Backing Up the Tough Look
The Explorer Timberline’s powerplant is a 2.3L EcoBoost I-4 engine. Although it’s the smallest engine available in the Explorer, don’t let its relatively small size fool you. This potent little dynamo cranks out 300 hp and 310 lb-ft of torque. With the truck’s standard Class IV Trailer Tow Package, it can haul 5,300 pounds. This means you can tow a good-sized camper, boat, or toys like ATVs, snowmobiles, and jet skis. This easily enables the Explorer Timberline to meet the needs of most of those Explorer owners that Ford identified in the survey we mentioned earlier.
The Timberline sports what Ford refers to as intelligent four-wheel drive, which resembles what many would refer to as all-wheel drive. It automatically adjusts torque to go to the wheels with the best traction, preventing wheel slip. In the rear, a Torsen limited-slip differential sends power to both wheels and prevents the wheel with less traction from spinning, increasing power delivery and control.
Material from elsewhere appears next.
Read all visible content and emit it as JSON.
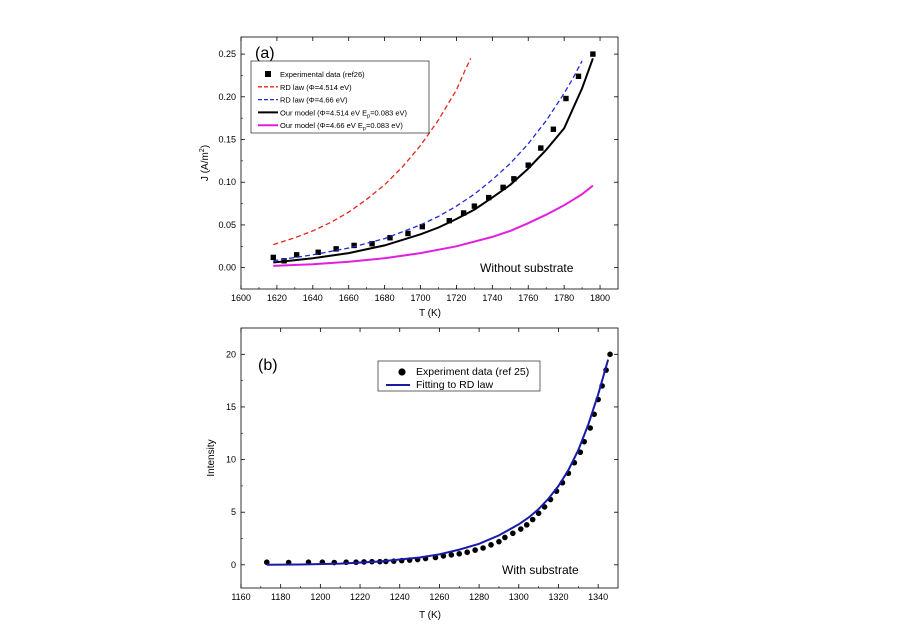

Drivers can dial in the ten-speed automatic transmission’s Terrain Management System for different surface conditions. There are seven drive modes in all, including settings for handling trails, sand, or deep snow. Hill Descent Control comes standard and holds the Timberline to a constant speed on steep, uneven descents.
For particularly tough terrain, the Timberline offers toughness and capability beyond other Explorer models. Heavy-duty, off-road capable shocks and all-terrain tires boost the ride height by 0.8 inches for clearing rocks and branches with ease. Total ground clearance stands at 8.7 inches. Angles of approach and departure are 23.5 and 23.7 degrees, respectively, due to front and rear fascias designed especially to give the Timberline edition better hill climbing and descending prowess.
Technology for the Driver
A whole set of high-tech features comes standard on the Timberline trim level. Many are focused on safety. Pre-Collision Assist comes with automatic emergency braking for quick-stop emergencies. If there isn’t enough room to stop, Evasive Steering Assist will try to steer around the obstacle instead.
These safety tools are part of a suite called Ford Co-Pilot360 Assist+. This also includes Adaptive Cruise Control with stop-and-go capability and Lane Centering. The Touchscreen Navigation System is voice-activated, so you can keep your hands on the wheel and your eyes on the road. Cameras offer a 360-degree split view around the vehicle and a front view for better off-road safety. Ford’s BLIS blind-spot monitoring system with Cross-Traffic Alert comes standard on the Timberline and includes Trailer Coverage for safer towing.
Beyond safety, an optional technology package provides an array of convenience features. It upgrades the standard PowerPoint port to a 110V/150W AC outlet. It adds the Bang & Olufsen sound system. You’ll get power-folding heated side-view mirrors that light up as you approach. PowerFold seats in the third row make loading cargo easier. And you’ll get a universal garage door opener and wireless charging pad.
Two Vehicles in One
The 2023 Explorer Timberline starts at $49,330, putting it in the more expensive half of the Explorer’s model range. However, it offers such a well-balanced blend of on-road and off-road capability that it’s almost like having two trucks, one for the weekday commute and one for weekend adventures. There are very few optional add-ons, which are limited to the Technology Package ($1,695), a twin moonroof (also $1,695), a few smaller options like an engine block heater, and the aftermarket accessories mentioned earlier.
All told, the Timberline edition could be seen as one of the better-value Explorer packages. With its distinctive appearance, it stands out among the vast number of Explorers on the road. You won’t feel like you see yourself coming and going on your way to your favorite weekend hideaway.